Sei, o problema não é somente nosso. Na Índia e na China, o crescimento das favelas é espantoso. Na África, a situação é extrema: as favelas crescem duas vezes mais rápido do que as cidades do continente. Luanda e Lagos são, sem tirar nem pôr, dois grandes favelões.

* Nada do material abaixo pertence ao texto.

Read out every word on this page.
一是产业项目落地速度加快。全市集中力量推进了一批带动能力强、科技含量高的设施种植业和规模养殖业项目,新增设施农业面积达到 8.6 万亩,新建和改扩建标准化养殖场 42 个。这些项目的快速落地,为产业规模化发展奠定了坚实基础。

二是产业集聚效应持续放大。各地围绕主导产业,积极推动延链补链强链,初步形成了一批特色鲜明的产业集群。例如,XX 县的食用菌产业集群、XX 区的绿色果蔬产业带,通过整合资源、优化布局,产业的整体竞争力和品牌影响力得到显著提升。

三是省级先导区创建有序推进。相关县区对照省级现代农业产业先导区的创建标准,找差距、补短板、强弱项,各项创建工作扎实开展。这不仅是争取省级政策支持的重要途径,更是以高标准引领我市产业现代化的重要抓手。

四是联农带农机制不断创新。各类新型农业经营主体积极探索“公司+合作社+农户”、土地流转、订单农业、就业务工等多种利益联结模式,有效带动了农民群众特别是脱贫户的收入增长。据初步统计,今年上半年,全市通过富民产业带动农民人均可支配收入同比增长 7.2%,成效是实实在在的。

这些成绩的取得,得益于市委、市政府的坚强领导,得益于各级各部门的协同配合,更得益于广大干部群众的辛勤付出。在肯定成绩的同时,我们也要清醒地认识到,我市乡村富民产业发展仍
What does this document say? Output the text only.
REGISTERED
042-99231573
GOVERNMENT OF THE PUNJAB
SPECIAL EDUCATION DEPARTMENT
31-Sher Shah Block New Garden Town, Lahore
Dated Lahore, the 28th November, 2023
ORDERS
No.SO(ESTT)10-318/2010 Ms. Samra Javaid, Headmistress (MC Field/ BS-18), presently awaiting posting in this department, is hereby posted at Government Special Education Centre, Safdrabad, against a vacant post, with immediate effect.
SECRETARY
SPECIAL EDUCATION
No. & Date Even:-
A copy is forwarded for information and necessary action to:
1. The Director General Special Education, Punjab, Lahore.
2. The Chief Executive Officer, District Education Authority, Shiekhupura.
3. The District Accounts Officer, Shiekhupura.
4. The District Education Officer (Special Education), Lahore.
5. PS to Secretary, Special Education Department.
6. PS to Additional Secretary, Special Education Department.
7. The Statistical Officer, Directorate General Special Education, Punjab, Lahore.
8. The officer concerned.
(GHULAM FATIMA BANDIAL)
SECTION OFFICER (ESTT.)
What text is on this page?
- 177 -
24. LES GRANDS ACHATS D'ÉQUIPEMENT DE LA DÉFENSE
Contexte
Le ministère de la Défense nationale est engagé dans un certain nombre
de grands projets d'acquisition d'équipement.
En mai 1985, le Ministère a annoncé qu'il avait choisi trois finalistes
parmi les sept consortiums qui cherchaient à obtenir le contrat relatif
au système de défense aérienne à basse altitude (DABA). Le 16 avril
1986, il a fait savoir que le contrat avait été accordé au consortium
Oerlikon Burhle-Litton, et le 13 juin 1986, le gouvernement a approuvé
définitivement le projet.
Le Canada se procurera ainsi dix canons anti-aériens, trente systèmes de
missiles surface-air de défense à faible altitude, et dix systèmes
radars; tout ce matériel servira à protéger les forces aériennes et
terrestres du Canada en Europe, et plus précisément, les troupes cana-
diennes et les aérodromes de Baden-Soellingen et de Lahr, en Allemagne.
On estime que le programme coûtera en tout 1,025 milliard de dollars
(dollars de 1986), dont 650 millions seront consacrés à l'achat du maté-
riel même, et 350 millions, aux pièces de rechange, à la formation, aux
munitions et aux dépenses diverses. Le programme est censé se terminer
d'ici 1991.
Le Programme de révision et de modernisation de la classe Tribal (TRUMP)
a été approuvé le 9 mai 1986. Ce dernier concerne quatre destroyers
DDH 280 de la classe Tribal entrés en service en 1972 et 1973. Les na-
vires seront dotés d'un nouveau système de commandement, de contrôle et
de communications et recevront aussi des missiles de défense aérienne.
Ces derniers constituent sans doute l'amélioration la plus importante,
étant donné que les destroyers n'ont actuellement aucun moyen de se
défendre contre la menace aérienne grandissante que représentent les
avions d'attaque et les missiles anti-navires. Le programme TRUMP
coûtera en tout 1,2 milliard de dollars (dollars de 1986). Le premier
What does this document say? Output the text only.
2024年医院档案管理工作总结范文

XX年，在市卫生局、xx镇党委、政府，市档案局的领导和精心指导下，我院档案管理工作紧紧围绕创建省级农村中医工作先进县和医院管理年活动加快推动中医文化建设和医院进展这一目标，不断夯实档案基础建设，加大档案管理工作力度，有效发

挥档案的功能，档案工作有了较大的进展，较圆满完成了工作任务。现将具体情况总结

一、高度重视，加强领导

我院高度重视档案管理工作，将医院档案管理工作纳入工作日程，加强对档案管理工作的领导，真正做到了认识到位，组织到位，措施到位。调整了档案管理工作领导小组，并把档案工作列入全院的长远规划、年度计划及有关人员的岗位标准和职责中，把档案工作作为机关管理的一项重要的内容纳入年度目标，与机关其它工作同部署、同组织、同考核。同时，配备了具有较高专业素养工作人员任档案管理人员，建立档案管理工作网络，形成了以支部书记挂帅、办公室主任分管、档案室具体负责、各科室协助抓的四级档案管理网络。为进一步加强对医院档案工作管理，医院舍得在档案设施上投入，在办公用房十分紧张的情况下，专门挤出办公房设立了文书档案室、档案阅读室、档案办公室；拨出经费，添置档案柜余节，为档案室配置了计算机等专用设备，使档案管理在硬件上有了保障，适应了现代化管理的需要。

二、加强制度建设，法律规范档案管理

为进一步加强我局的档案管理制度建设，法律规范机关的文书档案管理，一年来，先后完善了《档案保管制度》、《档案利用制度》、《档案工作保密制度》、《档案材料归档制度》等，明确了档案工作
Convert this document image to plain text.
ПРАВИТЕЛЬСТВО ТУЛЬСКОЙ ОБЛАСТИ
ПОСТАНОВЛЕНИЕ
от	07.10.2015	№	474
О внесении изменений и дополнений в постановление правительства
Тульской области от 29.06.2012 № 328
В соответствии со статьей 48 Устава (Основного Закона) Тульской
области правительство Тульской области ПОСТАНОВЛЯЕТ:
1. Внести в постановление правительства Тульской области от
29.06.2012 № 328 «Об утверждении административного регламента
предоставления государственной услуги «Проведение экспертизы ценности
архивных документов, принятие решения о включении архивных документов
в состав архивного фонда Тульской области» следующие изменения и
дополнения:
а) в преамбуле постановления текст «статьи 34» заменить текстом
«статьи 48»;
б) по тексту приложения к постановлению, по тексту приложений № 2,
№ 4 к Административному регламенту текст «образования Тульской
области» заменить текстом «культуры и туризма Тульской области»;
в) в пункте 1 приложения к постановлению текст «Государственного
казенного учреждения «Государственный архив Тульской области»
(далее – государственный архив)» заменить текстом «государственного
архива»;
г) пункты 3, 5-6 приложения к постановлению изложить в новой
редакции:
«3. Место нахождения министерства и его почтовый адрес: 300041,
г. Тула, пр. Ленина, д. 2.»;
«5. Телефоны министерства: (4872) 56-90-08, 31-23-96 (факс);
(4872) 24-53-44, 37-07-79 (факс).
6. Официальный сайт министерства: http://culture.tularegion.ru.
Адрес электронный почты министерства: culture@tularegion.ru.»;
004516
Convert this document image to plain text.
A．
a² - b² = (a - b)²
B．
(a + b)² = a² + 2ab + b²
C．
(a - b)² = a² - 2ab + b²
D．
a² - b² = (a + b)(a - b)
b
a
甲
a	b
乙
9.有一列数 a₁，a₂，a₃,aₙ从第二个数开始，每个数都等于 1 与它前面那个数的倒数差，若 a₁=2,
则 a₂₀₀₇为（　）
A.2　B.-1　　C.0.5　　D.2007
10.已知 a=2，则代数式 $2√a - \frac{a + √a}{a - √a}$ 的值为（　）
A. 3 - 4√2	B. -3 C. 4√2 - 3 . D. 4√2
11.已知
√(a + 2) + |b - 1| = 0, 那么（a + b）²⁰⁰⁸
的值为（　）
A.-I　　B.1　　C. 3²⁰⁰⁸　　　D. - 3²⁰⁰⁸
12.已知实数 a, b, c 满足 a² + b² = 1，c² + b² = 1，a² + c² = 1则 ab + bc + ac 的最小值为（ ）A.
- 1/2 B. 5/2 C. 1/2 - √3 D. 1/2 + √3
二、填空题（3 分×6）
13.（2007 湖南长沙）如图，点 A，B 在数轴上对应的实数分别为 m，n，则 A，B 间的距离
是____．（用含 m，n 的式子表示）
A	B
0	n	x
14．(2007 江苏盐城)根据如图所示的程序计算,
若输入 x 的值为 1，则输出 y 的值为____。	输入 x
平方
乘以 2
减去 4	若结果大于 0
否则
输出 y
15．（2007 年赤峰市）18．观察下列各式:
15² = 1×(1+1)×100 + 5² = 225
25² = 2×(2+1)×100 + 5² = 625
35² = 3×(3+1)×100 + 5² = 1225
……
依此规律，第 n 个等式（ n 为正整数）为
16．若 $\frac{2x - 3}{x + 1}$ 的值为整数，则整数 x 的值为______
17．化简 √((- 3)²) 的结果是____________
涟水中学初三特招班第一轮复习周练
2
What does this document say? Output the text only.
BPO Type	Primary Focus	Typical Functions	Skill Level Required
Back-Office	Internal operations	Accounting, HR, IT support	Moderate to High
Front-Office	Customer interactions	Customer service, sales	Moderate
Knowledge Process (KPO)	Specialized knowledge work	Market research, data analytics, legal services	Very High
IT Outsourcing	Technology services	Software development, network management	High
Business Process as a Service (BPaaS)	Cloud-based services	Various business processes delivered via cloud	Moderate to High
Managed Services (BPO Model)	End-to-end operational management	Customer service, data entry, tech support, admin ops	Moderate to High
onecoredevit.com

Mas aqui mesmo, no Brasil, vejam os casos de São Paulo e da Amazônia. Até a década de 1970, a população favelada de São Paulo era pouco mais do que estacionária, crescendo vegetativamente. De lá para cá, a coisa disparou. Na Amazônia, urbanização e favelização são sinônimos. E nada disso livra a cara da gente. Salvador poderia ter crescido de um modo harmônico. O problema é que a cidade está entregue, há anos, a quem não sabe como administrá-la e a quem só pensa em lucrar com a nossa degringolada urbana.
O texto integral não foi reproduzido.